The SG57 targets remote or branch office deployment plus SMBs, and combines an SPI firewall, IPsec VPNs, IPS, antivirus, anti-spam, web-content filtering and WAN failover. Kaspersky looks after virus scanning, IPS is handled by Endeavor and web filtering comes courtesy of ContentKeeper.
Installation starts with a serial port link to the CLI where you assign an IP address to the management port and then move over to browser access. This kicks off with a basic wizard, which helps set up the LAN and WAN ports, and a DHCP server for the former if required.
It gets a lot tougher as the appliance defaults to blocking all internet access so you need to create rules to control this. We'd recommend getting objects sorted first as they define all network elements from IP addresses and subnets to services, schedules, VPNs and ALGs (application layer gateways).
You use rules to combine actions with services and schedules plus source and destination interfaces. We created a simple rule that enforced NAT between the LAN and WAN ports to allow firewalled internet access to our LAN clients.

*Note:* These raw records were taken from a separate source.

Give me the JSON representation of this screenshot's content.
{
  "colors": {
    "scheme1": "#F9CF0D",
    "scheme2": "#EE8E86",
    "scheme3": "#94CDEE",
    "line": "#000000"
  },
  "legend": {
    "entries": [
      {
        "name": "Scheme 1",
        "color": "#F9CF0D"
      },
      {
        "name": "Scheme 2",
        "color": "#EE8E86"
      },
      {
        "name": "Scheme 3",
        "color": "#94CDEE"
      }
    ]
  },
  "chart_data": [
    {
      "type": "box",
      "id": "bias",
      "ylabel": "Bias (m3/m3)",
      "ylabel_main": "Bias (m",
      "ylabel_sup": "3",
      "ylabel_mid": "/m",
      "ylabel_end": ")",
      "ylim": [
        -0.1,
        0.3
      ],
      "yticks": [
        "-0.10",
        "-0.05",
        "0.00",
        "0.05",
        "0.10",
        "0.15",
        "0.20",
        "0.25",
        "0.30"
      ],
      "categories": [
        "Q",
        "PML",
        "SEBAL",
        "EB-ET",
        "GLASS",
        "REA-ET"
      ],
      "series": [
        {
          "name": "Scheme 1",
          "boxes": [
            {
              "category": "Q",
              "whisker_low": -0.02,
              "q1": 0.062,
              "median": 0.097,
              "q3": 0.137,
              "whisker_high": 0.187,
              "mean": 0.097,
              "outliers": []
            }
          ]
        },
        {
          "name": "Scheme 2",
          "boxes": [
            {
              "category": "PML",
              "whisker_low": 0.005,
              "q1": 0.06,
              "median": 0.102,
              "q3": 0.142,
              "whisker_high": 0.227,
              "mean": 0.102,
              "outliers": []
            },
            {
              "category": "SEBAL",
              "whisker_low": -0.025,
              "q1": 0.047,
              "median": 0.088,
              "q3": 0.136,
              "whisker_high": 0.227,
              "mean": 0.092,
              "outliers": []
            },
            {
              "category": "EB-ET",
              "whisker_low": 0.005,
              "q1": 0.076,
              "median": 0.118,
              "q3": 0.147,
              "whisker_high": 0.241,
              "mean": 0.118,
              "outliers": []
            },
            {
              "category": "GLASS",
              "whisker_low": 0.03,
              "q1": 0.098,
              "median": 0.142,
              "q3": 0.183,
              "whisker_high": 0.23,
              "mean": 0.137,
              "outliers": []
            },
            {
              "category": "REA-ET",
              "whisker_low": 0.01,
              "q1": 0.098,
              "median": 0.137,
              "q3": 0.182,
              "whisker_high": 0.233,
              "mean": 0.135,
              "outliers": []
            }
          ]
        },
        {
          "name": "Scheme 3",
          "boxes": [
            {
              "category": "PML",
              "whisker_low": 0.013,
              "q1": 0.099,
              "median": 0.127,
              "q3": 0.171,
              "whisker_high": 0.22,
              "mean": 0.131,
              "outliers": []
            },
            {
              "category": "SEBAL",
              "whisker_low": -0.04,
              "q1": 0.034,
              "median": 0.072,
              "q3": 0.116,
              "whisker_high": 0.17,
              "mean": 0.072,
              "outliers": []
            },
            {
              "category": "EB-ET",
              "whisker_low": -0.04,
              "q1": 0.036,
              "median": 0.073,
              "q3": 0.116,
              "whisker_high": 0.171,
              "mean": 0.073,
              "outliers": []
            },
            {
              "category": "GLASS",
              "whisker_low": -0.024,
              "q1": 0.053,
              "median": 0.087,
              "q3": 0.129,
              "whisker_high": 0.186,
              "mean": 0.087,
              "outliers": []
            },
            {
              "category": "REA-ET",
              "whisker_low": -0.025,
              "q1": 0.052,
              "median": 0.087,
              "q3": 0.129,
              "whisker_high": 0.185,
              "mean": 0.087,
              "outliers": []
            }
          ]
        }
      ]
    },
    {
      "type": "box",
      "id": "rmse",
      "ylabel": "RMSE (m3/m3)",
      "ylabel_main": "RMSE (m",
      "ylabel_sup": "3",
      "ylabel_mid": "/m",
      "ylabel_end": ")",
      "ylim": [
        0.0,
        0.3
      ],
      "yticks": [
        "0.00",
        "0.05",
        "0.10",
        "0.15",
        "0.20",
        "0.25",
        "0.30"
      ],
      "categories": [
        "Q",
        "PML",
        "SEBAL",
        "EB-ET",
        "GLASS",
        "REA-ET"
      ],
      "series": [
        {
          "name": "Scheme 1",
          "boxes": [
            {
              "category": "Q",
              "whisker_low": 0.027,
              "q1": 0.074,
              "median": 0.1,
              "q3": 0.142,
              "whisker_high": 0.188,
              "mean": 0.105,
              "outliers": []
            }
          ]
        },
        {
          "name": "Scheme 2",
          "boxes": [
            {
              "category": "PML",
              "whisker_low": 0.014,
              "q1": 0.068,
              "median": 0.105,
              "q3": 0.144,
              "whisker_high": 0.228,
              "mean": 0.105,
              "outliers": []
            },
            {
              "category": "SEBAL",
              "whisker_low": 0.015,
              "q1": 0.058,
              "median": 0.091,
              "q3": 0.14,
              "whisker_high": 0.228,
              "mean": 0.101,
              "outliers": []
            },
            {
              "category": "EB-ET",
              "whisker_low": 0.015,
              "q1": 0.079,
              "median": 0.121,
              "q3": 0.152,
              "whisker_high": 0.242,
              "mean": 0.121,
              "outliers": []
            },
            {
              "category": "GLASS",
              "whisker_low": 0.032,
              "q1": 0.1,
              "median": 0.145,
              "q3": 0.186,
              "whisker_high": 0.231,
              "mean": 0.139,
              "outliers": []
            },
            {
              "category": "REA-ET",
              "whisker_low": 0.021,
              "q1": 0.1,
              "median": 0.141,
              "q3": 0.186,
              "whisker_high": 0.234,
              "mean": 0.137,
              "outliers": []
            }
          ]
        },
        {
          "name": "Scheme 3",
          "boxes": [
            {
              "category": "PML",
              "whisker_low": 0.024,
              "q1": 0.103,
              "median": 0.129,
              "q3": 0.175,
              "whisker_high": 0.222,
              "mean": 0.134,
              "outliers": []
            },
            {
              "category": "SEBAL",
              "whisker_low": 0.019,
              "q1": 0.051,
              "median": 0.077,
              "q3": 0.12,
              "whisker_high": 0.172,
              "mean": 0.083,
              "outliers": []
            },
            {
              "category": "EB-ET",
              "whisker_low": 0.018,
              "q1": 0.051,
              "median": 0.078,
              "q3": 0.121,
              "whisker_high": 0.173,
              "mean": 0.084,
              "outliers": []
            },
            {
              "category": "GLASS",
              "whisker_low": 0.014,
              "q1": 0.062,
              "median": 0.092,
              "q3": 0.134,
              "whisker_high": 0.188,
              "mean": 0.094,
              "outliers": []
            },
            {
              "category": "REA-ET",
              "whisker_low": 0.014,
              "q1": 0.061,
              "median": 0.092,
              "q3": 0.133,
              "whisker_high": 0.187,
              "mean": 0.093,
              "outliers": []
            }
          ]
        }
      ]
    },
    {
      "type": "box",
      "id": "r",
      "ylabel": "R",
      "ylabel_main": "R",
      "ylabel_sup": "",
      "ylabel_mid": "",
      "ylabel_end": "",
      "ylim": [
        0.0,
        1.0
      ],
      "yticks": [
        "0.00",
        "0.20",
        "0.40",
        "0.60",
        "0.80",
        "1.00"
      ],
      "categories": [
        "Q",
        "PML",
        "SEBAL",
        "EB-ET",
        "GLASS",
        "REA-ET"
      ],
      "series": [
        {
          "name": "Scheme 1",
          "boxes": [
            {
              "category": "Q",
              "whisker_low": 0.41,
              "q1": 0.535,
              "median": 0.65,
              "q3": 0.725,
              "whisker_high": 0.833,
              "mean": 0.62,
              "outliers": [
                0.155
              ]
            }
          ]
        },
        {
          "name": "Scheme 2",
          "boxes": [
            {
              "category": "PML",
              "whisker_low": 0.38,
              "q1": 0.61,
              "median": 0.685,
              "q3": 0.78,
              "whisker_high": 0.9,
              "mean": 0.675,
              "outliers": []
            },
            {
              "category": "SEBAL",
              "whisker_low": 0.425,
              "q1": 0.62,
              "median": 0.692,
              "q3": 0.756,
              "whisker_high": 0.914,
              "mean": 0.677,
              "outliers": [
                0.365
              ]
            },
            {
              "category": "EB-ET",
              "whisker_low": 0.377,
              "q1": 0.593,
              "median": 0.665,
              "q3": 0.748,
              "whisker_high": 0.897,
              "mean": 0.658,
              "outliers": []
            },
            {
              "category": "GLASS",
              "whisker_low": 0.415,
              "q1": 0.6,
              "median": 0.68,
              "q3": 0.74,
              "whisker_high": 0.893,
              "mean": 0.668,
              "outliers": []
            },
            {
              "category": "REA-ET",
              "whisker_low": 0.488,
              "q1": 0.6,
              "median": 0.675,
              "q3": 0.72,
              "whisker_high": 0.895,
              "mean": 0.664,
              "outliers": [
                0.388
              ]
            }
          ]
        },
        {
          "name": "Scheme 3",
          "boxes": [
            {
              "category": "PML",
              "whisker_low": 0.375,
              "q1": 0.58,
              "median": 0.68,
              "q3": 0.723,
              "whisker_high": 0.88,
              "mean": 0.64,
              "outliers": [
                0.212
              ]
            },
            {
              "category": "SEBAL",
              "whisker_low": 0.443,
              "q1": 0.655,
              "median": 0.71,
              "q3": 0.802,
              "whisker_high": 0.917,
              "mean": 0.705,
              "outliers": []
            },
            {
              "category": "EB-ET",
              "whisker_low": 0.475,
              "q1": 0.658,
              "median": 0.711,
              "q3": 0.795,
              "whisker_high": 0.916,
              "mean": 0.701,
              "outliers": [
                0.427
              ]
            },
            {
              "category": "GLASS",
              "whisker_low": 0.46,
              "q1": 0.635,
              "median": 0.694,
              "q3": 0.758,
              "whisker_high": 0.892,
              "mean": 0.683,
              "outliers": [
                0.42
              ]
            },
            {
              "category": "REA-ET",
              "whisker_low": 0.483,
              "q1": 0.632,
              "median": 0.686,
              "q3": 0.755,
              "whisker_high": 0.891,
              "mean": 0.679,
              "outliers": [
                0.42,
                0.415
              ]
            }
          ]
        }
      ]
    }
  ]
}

The SG57 also offers a transparent mode that is more versatile than most as it can be applied between selected interfaces rather than across the entire appliance. But it's difficult to set up.
Web-content filtering doesn't get any easier as we needed to create an HTTP ALG object, select from 31 URL categories and create a service object for HTTP. We then assigned the ALG object to the service and applied this to the required network interface objects using a new HTTP NAT rule.
We found ContentKeeper delivered a reasonable score in our tests. With the games and gambling categories selected we were denied access to 40 of the first 50 online bingo sites visited.
Anti-spam measures are disappointing. You can create an SMTP ALG and apply antivirus scanning to inbound mail, but the appliance supports only DNS RBLs for anti-spam. We were advised by Clavister that this only works with an internal mail server.
IPS is on the menu and you also get ALGs for FTP, POP3, SIP and H.323. Traffic shaping looks a handy feature as this uses QoS policies to assign rules to pipes that determine bandwidth usage for specific services. Clavister's optional InControl suite also provides centralised management along with real-time monitoring of selected appliances and a store for security configuration files.
The SG57 is clearly a versatile security appliance but is best suited to businesses that want to deploy a diverse range of policies for different services and network segments. Smaller businesses with limited IT support will find it difficult to configure and would be better off checking out products such as eSoft's InstaGate or Cyberoam's CR15i as these are far easier to use.